DocumentationAPI Reference📓 Tutorials🧑‍🍳 Cookbook🤝 Integrations💜 Discord🎨 Studio (Waitlist)
Documentation

PromptBuilder

Use this component in pipelines before a Generator to render a prompt template and fill in variable values.

Most common position in a pipelineIn a querying pipeline, before a Generator
Mandatory init variables"template": A prompt template string that uses Jinja2 syntax
Mandatory run variables“**kwargs”: Any strings that should be used to render the prompt template
Output variables“prompt”: A string that represents the rendered prompt template
API referenceBuilders
GitHub linkhttps://github.com/deepset-ai/haystack/blob/main/haystack/components/builders/prompt_builder.py

Overview

PromptBuilder is initialized with a prompt template and renders it by filling in parameters passed through keyword arguments, kwargs. With kwargs, you can pass a variable number of keyword arguments so that any variable used in the prompt template can be specified with the desired value. Values for all variables appearing in the prompt template need to be provided through the kwargs.

The template that is provided to the PromptBuilder during initialization needs to conform to the Jinja2 template language.

Usage

On its own

Below is an example of using the PromptBuilder to render a prompt template and fill it with target_language and snippet. The PromptBuilder returns a prompt with the string Translate the following context to spanish. Context: I can't speak spanish.; Translation:.

from haystack.components.builders import PromptBuilder

template = "Translate the following context to {{ target_language }}. Context: {{ snippet }}; Translation:"
builder = PromptBuilder(template=template)
builder.run(target_language="spanish", snippet="I can't speak spanish.")

In a pipeline

Below is an example of a RAG pipeline where we use a PromptBuilder to render a custom prompt template and fill it with the contents of retrieved documents and a query. The rendered prompt is then sent to a Generator.

from haystack import Pipeline, Document
from haystack.utils import Secret
from haystack.components.generators import OpenAIGenerator
from haystack.components.builders.prompt_builder import PromptBuilder

# in a real world use case documents could come from a retriever, web, or any other source
documents = [Document(content="Joe lives in Berlin"), Document(content="Joe is a software engineer")]
prompt_template = """
    Given these documents, answer the question.\nDocuments:
    {% for doc in documents %}
        {{ doc.content }}
    {% endfor %}

    \nQuestion: {{query}}
    \nAnswer:
    """
p = Pipeline()
p.add_component(instance=PromptBuilder(template=prompt_template), name="prompt_builder")
p.add_component(instance=OpenAIGenerator(api_key=Secret.from_env_var("OPENAI_API_KEY")), name="llm")
p.connect("prompt_builder", "llm")

question = "Where does Joe live?"
result = p.run({"prompt_builder": {"documents": documents, "query": question}})
print(result)

Changing the template at runtime (Prompt Engineering)

PromptBuilder allows you to switch the prompt template of an existing pipeline. The example below builds on top of the existing pipeline in the previous section. We are invoking the existing pipeline with a new prompt template:

documents = [
    Document(content="Joe lives in Berlin", meta={"name": "doc1"}), 
    Document(content="Joe is a software engineer", meta={"name": "doc1"}),
]
new_template = """
    You are a helpful assistant.
    Given these documents, answer the question.
    Documents:
    {% for doc in documents %}
        Document {{ loop.index }}:
        Document name: {{ doc.meta['name'] }}
        {{ doc.content }}
    {% endfor %}

    Question: {{ query }}
    Answer:
    """
p.run({
      "prompt_builder": {
          "documents": documents, 
          "query": question, 
          "template": new_template,
      },
  })

If you want to use different variables during prompt engineering than in the default template, you can do so by setting PromptBuilder's variables init parameter accordingly.

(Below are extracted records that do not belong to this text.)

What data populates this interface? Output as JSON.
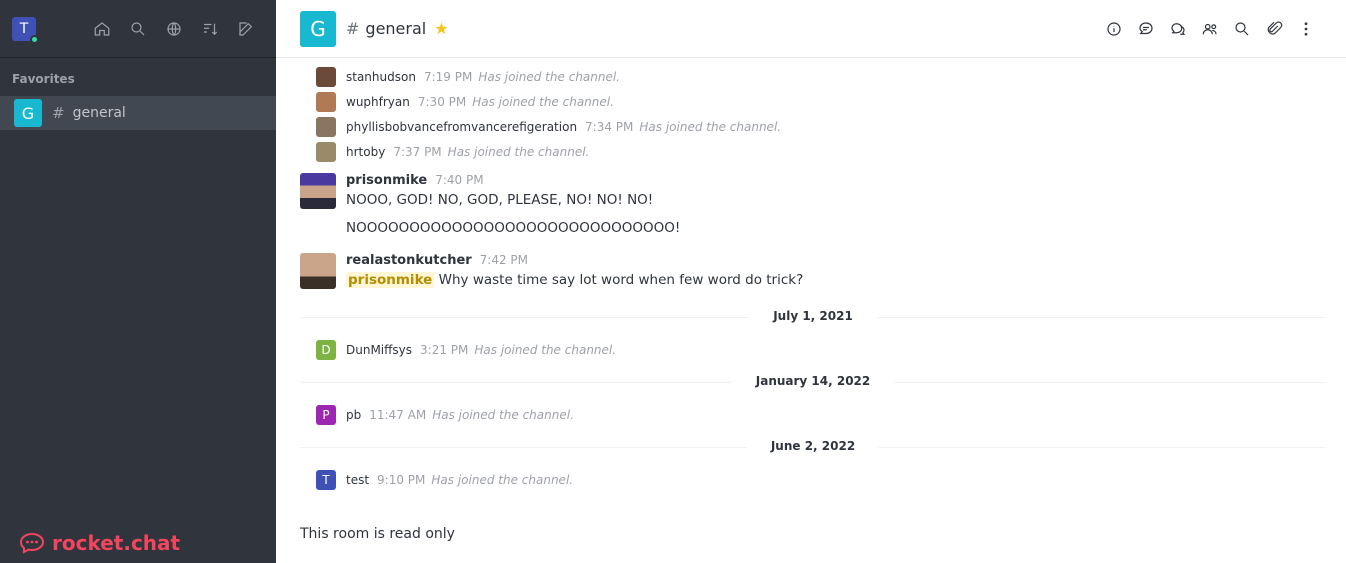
{
  "user": {
    "initial": "T"
  },
  "sidebar": {
    "section_favorites": "Favorites",
    "room": {
      "initial": "G",
      "name": "general"
    },
    "logo_text": "rocket.chat"
  },
  "header": {
    "initial": "G",
    "title": "general"
  },
  "messages": {
    "sys1": {
      "user": "stanhudson",
      "time": "7:19 PM",
      "text": "Has joined the channel."
    },
    "sys2": {
      "user": "wuphfryan",
      "time": "7:30 PM",
      "text": "Has joined the channel."
    },
    "sys3": {
      "user": "phyllisbobvancefromvancerefigeration",
      "time": "7:34 PM",
      "text": "Has joined the channel."
    },
    "sys4": {
      "user": "hrtoby",
      "time": "7:37 PM",
      "text": "Has joined the channel."
    },
    "msg1": {
      "user": "prisonmike",
      "time": "7:40 PM",
      "line1": "NOOO, GOD! NO, GOD, PLEASE, NO! NO! NO!",
      "line2": "NOOOOOOOOOOOOOOOOOOOOOOOOOOOOOO!"
    },
    "msg2": {
      "user": "realastonkutcher",
      "time": "7:42 PM",
      "mention": "prisonmike",
      "text": "Why waste time say lot word when few word do trick?"
    },
    "date1": "July 1, 2021",
    "sys5": {
      "initial": "D",
      "user": "DunMiffsys",
      "time": "3:21 PM",
      "text": "Has joined the channel."
    },
    "date2": "January 14, 2022",
    "sys6": {
      "initial": "P",
      "user": "pb",
      "time": "11:47 AM",
      "text": "Has joined the channel."
    },
    "date3": "June 2, 2022",
    "sys7": {
      "initial": "T",
      "user": "test",
      "time": "9:10 PM",
      "text": "Has joined the channel."
    }
  },
  "footer": {
    "read_only": "This room is read only"
  }
}
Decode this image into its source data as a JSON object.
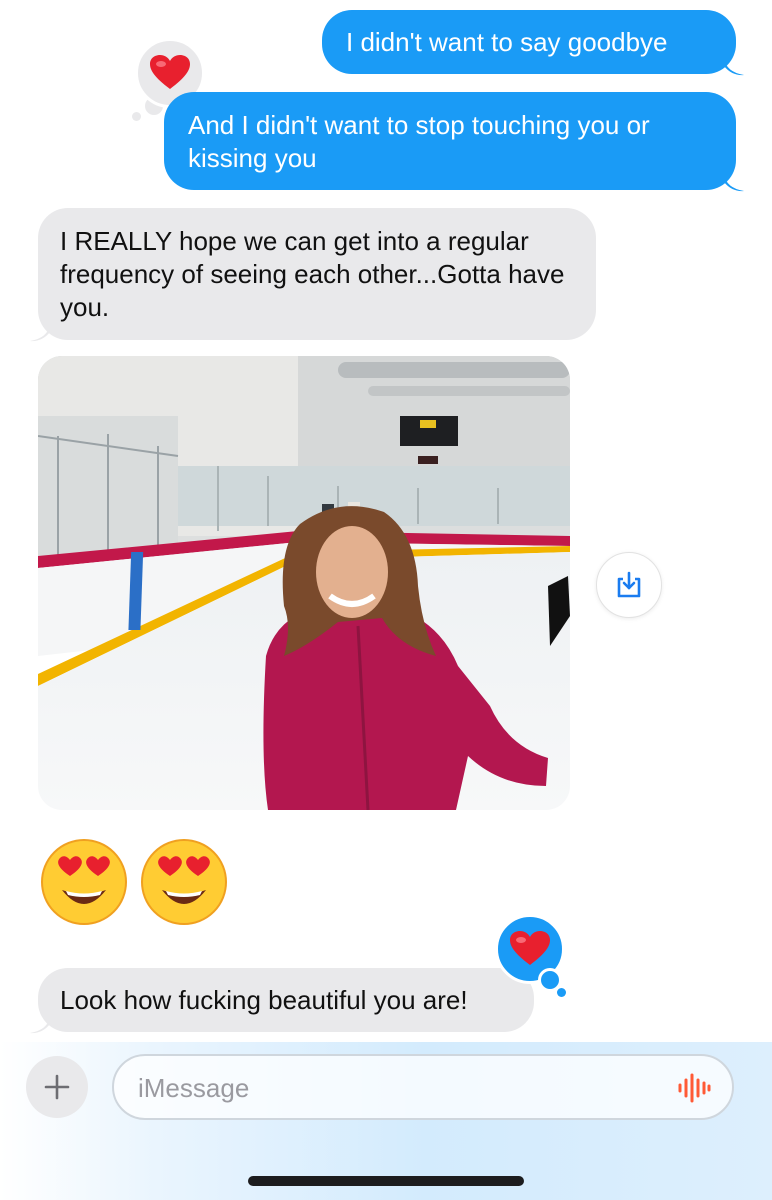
{
  "conversation": {
    "messages": [
      {
        "direction": "sent",
        "text": "I didn't want to say goodbye"
      },
      {
        "direction": "sent",
        "text": "And I didn't want to stop touching you or kissing you",
        "reaction": "heart"
      },
      {
        "direction": "received",
        "text": "I REALLY hope we can get into a regular frequency of seeing each other...Gotta have you."
      },
      {
        "direction": "received",
        "type": "photo",
        "description_icon": "photo-attachment"
      },
      {
        "direction": "received",
        "type": "emoji",
        "text": "😍😍"
      },
      {
        "direction": "received",
        "text": "Look how fucking beautiful you are!",
        "reaction": "heart"
      }
    ]
  },
  "compose": {
    "placeholder": "iMessage",
    "value": ""
  },
  "icons": {
    "reaction": "heart-icon",
    "save": "save-download-icon",
    "plus": "plus-icon",
    "audio": "audio-waveform-icon"
  },
  "colors": {
    "sent_bubble": "#1a9bf6",
    "received_bubble": "#e9e9eb",
    "heart": "#e8202e",
    "audio": "#ff5a36"
  }
}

Overwriting variables at runtime

In case you want to overwrite the values of variables, you can use template_variables during runtime, as shown below:

language_template = """
    You are a helpful assistant.
    Given these documents, answer the question.
    Documents:
    {% for doc in documents %}
        Document {{ loop.index }}:
        Document name: {{ doc.meta['name'] }}
        {{ doc.content }}
    {% endfor %}

    Question: {{ query }}
    Please provide your answer in {{ answer_language | default('English') }}
    Answer:
    """
p.run({
      "prompt_builder": {
          "documents": documents, 
          "query": question, 
          "template": language_template, 
          "template_variables": {"answer_language": "German"},
      },
  })

Note that language_template introduces answer_language variable which is not bound to any pipeline variable. If not set otherwise, it would use its default value, "English". In this example, we overwrite its value to "German".
The template_variables allows you to overwrite pipeline variables (such as documents) as well.